In this case, the assessee had a plant in a remote location and to attract best talents it had built a school for their children and donated it to a trust. The assessee had claimed it as a deduction under Section 37(1) stating that it was for the welfare of the business. The AO rejected the claim stating that it cannot be claimed as an expenditure. In this case the amount was paid to a trust which comes under Section 80G and the assessee can claim deduction under that. And also, only 61% students were the children of the assessee’s employees and so it can be stated that it was not fully for the welfare of the business.
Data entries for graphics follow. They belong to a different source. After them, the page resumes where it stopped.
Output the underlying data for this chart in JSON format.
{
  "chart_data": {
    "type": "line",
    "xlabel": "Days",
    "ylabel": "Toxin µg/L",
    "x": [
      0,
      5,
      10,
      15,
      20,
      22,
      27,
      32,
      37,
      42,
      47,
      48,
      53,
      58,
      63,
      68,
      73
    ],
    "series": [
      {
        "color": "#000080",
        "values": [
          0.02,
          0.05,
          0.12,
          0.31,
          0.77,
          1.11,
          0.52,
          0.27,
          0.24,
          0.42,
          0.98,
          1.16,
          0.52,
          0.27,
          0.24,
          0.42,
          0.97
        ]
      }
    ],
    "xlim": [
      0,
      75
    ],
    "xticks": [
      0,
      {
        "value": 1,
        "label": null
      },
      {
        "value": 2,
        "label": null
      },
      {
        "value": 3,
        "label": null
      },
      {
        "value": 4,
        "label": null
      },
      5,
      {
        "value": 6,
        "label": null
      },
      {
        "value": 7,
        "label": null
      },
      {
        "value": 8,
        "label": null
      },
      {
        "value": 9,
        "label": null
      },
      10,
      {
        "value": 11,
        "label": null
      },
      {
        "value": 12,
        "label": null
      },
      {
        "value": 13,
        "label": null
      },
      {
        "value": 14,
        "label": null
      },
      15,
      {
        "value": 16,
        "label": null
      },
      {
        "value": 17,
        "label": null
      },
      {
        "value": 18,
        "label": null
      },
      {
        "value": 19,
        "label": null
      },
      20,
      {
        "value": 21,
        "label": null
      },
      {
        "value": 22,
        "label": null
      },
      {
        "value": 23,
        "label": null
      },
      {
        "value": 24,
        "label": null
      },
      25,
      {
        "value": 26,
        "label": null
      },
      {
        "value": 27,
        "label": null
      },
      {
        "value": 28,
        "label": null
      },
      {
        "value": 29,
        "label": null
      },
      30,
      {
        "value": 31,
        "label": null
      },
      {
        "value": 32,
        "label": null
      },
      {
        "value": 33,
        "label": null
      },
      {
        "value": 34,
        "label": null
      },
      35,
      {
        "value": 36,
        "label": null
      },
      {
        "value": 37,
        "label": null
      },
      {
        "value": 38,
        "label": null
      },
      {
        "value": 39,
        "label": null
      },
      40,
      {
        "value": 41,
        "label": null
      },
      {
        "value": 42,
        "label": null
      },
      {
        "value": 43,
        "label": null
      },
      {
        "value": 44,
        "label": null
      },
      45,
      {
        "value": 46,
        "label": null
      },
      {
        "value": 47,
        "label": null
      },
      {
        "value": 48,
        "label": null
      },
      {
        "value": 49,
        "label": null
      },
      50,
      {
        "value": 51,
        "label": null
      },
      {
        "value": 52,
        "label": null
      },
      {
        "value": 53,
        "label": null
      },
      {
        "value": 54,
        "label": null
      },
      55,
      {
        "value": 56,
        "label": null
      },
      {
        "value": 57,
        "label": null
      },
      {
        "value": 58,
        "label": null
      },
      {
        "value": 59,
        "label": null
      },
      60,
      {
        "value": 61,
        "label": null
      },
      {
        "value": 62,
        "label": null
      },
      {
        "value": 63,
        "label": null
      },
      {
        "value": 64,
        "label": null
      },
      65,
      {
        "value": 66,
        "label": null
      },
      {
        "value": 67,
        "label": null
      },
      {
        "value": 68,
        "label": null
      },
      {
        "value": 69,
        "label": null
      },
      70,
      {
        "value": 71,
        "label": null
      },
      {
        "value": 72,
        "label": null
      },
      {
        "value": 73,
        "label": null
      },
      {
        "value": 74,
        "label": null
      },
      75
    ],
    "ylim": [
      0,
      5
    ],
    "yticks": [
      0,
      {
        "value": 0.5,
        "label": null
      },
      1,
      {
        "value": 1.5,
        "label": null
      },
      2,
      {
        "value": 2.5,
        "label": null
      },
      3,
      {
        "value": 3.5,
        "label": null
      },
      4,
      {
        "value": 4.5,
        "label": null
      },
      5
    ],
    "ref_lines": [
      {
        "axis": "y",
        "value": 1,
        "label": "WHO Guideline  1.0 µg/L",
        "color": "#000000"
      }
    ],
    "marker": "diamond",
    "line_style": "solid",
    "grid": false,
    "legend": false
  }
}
Commissioner Of Income Tax vs Rajasthan Spg. And Wvg. Mills Ltd. on 17 September, 2004

In this case, the assessee had given a bus to a school and claimed the expenditure as a deduction under Section 37(1), considering the fact that most of its employee’s children study in that school and the bus would benefit them as the school didn’t have enough buses. The AO rejected the claim of the assessee terming the expenditure as a donation to the school and not for the welfare of the business. The Tribunal however ruled in the favour of assessee based on the several old cases which allowed such deductions under Section 37(1).

Synopsis of Case Laws:

In the case laws studied above, it has been made clear that prior to the Companies Act, 2013 and the Finance Amendment Bill, 2014, the companies had been claiming any sort of donation under the Section 37(1). The AOs rejected the Company’s claims but they were randomly rejected by the Tribunals based on the several old judgements. The new amendment has brought about clarity as to what can be claimed as a deduction under CSR and what not can be.